A requirement of the pose estimation method is that the input images are already cropped around the drone. Thus, an object detector is trained with a large dataset of real synthetic drone images with bounding box annotations.

Here are some annotations of our drone detector in real images.

Detection and Tracking of Objects in the Sea

Maritime and costal surveillance can be automated by image analysis. However, these are challenging environments due to sun glare, wave crests, wakes from boats, etc.  We have developed several methods for the detection of ships and people in maritime environments exploiting machine learning models and custom built real and synthetic datasets.

We have created real and synthetic datasets of maritime environments with multiple realistic types of vessels and motions in  arbitrary poses. This dataset was used to train and evaluate automatic algorithms to detect and track ships on the ocean from aerial image perspectives.

In this figure we can see the results of our detection networks in a challenging case of a ship barely visible due to sun glare and rough sea conditions. The image on the left is an image taken by a UAV flying over the ocean at about 300m. The image in the right shows the output of our detector network as a bounding box overlayed to the detected target.

In this figure we can see the results of our segmentation networks on single frames of ships capture by UAV's. We have proposed a processing pipeline composed of detection (YOLO), segmentation (U-NET), and refinement (CRF). WE can realize the advantaces of using CRF after the segmentation network, as the quality of the segmentation is of much better quality.

The figures above show the output of our segmentation models. A sequence of images taken by a UAV is processed sequentially and the corresponding segmentations obtained with temporal coherency.  

Wildfire Monitoring

Wildfires are one of the biggest natural disasters that affect Portugal every year. They can cause extensive damage to property, natural resources, and wildlife, as well as pose a threat to human lives and communities. Aerial image processing can help on the early detection of fires as well on their mapping during combat to help decision making in the firefighting process. We have developed several methods to detect and geolocate fires in forests usign aerial images, both in the visible and the thermal spectrum.


One of the main requirements of any image based wildfire monitoring method is the ability to locate in the images fire and smoke regions. A challenge for creating such methods is the difficulty of annotating images for fire and smoke at a large scale. To address that problem we have proposed a weakly supervised method that used a combination of a image classifier, the class activation mapping method, and conditional random fields, to perform quite accurate segmentations of fire and smoke in images.

Thermal images are an important complement to RGB images. Thermal images are not very sensitive to smoke, so they can see the fire even in dense smoke conditions.
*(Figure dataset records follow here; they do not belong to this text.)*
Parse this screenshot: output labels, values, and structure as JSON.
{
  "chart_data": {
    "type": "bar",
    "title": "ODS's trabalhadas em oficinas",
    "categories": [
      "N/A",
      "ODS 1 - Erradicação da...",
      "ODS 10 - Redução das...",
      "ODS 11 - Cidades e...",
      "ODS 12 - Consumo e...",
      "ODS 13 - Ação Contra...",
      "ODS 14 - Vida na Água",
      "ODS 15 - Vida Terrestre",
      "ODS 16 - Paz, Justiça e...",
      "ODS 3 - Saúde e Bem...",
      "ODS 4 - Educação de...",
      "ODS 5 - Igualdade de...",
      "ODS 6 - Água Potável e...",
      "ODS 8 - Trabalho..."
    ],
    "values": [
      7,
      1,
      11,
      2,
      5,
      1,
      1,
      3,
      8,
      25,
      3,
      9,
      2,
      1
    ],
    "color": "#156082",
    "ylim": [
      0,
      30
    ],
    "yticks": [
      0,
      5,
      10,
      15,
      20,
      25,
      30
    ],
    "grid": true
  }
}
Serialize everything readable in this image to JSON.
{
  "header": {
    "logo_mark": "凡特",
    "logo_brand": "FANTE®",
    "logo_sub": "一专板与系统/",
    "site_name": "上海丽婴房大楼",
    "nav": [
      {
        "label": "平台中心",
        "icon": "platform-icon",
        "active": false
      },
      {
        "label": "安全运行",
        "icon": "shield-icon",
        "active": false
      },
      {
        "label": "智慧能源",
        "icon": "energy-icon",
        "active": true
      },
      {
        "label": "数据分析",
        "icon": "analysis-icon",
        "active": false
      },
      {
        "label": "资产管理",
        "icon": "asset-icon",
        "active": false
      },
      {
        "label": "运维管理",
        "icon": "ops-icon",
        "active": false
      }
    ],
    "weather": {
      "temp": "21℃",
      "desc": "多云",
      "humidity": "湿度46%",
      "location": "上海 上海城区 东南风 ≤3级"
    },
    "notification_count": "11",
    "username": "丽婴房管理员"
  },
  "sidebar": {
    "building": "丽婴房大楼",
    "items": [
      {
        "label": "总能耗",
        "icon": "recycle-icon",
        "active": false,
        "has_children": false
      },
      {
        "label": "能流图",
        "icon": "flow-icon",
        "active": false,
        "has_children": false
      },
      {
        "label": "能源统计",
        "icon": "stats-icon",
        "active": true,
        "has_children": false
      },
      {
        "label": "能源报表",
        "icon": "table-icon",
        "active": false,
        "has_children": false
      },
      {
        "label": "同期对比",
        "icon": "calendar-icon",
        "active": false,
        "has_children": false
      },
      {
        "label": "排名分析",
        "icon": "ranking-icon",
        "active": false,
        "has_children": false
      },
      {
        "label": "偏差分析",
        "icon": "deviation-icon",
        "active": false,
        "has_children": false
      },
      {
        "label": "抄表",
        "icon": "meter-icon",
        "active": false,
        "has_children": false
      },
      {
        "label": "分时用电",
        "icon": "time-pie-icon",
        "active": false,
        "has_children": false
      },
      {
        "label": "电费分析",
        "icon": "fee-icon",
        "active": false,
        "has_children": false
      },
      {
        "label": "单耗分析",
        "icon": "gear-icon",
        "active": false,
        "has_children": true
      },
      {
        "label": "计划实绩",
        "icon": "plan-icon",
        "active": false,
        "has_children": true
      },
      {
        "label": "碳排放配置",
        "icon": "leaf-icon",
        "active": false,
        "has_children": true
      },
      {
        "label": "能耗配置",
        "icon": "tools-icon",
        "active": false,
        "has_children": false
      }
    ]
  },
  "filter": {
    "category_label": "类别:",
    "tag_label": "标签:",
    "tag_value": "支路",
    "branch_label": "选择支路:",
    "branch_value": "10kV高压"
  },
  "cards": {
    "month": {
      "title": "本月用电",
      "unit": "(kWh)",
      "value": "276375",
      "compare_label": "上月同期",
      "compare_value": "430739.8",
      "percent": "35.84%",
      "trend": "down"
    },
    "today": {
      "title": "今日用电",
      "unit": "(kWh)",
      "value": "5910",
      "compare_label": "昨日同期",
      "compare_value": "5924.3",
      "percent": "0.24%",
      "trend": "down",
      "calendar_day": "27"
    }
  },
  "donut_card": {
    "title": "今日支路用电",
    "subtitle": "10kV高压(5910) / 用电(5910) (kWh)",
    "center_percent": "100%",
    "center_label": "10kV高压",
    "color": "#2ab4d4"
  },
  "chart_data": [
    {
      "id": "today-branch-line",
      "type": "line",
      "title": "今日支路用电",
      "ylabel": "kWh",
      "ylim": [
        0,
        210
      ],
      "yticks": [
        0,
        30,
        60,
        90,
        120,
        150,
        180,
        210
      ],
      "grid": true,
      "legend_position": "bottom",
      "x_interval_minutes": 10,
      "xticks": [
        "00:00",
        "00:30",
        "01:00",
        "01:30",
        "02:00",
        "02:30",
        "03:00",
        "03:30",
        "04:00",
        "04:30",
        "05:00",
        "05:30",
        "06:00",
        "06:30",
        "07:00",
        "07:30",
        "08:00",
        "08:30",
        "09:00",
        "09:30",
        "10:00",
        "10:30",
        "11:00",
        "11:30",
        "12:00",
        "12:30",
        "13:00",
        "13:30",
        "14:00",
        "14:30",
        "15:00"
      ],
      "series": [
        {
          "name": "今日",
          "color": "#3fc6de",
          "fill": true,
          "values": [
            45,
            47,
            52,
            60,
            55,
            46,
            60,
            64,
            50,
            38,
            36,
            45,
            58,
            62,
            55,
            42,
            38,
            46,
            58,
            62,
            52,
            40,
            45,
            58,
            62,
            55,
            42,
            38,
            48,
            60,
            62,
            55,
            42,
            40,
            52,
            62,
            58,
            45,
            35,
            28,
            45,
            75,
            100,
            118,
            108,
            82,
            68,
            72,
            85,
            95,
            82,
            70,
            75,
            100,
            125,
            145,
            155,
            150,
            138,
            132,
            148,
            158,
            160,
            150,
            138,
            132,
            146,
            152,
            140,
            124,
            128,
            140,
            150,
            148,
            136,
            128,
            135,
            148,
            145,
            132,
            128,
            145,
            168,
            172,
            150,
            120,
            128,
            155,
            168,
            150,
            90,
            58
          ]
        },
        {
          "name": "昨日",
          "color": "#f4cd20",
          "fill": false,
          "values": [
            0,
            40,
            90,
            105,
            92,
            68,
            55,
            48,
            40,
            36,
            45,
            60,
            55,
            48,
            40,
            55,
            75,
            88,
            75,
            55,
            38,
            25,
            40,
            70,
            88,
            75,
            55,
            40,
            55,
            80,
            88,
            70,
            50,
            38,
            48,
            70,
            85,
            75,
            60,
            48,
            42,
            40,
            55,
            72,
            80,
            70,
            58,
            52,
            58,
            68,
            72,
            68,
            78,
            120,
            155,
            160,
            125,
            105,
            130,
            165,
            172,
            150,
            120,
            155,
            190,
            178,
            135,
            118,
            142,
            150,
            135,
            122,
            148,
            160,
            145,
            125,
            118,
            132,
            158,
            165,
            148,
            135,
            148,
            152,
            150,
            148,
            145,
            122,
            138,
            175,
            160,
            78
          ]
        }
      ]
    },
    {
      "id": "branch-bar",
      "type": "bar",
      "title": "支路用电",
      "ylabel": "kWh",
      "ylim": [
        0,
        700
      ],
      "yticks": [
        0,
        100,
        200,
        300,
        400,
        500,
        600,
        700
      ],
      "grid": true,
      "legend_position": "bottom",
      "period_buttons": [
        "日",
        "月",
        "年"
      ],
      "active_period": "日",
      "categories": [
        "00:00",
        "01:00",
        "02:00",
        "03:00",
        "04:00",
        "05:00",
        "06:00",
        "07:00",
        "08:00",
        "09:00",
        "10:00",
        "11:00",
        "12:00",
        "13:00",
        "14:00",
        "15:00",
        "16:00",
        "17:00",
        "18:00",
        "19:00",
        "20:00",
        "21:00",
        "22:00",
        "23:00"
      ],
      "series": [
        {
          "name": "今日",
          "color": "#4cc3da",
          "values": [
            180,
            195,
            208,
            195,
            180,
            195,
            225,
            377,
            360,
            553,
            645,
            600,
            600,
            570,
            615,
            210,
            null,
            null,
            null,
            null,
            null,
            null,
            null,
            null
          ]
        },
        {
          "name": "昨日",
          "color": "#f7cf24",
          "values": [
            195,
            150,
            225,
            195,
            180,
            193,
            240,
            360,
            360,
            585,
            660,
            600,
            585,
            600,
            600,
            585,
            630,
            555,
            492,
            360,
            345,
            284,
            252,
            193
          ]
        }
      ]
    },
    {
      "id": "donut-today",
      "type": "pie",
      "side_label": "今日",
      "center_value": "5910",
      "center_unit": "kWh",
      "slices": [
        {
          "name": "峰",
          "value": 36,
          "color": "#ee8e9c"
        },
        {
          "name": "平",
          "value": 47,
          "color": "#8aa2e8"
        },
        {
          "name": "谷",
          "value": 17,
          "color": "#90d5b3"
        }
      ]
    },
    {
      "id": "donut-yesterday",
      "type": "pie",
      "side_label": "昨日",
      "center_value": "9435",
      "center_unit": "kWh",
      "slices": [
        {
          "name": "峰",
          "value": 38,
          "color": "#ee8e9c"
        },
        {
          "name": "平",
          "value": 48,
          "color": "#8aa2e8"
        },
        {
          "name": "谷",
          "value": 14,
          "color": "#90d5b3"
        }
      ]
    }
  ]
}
However, they cannot distinguish so well the active flame from other very hot areas already burned. SO, we have developed methods with level set segmentation algorithms to segment the thermal images in different areas and locate the firefront.

After detecting the fire or smoke in images it is necessary to compute their geographical location in latitude / longitude coordinates, so the map of the situation can be updated with real time data.

We have developed methods that use both the UAV navigation sensors (GPS, IMU) and perform 3D reconstruction of the landscape with the captured images to match with the Digital Elevation Map. The combination of these methods (Direct and Indirect geo-referencing, improves the geo-localization of the events.